Santana  can speak with some experience about curator brands, and points to his last project at Pepsi and the Pepsi Refresh project as an example of a culturally relevant, mass brand igniting a conversation about giving back. The Pepsi Refresh Project's main communications strategy was to ignite a conversation in the digital and social space. By employing only social media and what Santana calls "narrowcasting"-Santana feels that they weren't able to breakthrough as significantly as they would have liked. His key learning was that they needed to make sure the idea was getting enough exposure; they weren't able to reach the tipping point. Santana points out that mass brands are having tougher and tougher times. There has been a striking increase in distrust, consumers have siphoned off into micro communities, and often display an ADD-like mentality.  Back in the broadcast heydays, the masses were more easily reached because of the relatively narrow set of options consumers had to watch-brands could "buy their way into bigness." Today, the broadcast medium can still be effective, but it's a blunt instrument. Marketers have almost overcorrected by using "narrowcasting" to find and reach these micro-targets, but he reminds us there is a hidden cost to narrowcasting-the more you segment, the more costly the effort, making it "hard to buy the love you need."

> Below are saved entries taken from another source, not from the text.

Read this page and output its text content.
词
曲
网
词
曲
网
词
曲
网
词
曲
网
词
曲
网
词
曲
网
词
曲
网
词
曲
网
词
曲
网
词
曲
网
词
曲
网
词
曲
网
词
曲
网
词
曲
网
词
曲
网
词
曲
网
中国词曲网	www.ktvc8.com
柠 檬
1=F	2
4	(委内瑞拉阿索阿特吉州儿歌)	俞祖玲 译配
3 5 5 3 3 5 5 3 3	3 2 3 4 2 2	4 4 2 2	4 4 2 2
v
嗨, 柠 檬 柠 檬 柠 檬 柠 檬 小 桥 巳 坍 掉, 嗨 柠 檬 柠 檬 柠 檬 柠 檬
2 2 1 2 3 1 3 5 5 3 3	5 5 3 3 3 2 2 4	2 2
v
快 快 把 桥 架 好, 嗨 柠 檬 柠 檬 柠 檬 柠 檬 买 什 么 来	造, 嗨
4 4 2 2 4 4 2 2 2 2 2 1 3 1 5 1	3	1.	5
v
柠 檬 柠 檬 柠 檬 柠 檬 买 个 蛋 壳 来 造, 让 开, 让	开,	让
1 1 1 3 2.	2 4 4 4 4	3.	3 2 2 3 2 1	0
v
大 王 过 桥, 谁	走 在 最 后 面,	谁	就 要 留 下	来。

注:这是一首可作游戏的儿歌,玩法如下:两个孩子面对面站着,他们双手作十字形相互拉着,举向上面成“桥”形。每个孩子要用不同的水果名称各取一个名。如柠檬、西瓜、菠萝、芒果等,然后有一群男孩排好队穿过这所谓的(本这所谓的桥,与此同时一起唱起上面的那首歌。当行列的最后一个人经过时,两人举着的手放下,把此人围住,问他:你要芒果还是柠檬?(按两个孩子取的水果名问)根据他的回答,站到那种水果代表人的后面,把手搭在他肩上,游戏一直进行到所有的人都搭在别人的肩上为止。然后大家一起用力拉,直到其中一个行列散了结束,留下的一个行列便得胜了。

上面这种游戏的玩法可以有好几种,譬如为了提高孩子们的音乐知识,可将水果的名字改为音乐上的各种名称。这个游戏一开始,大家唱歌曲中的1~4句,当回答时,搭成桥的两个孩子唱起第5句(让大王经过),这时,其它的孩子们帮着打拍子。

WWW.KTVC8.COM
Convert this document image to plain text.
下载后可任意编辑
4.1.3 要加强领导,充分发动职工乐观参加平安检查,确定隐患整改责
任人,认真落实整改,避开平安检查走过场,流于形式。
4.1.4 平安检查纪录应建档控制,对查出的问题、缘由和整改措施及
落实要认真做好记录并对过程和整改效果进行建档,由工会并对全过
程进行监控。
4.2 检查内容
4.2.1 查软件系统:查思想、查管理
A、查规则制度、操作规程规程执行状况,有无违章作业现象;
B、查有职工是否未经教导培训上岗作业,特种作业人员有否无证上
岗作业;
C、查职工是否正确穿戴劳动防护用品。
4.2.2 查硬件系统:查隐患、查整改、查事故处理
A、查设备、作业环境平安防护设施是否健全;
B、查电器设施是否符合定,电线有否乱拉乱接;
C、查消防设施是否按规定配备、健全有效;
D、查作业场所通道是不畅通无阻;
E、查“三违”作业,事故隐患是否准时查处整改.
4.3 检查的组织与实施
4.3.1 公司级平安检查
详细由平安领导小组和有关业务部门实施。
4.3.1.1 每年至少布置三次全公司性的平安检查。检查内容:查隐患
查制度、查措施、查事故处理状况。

Given all of these new realities in today's media landscape, Santana recommends what he calls "culture-casting"- unleashing the power brand in a brave new media world. Culture-casting helps to infuse cultural meaning and reaches the masses. To do this, a brand must:

  • Know the brand's space in culture
  • Identify culturally relevant idea with a mass sensibility
  • Strike a balance between broad and narrow casting
  • Strive to be a curator brand

I, for one, will be watching Samsung closely over the next several years to see if this brand focus will help it to deliver its aggressive growth goals. I will also be eagerly checking out the new Samsung Galaxy Tablet which Santana deftly held just out of our reach, as it appears to be a nice pocket sized tablet computer powered by Samsung engineering.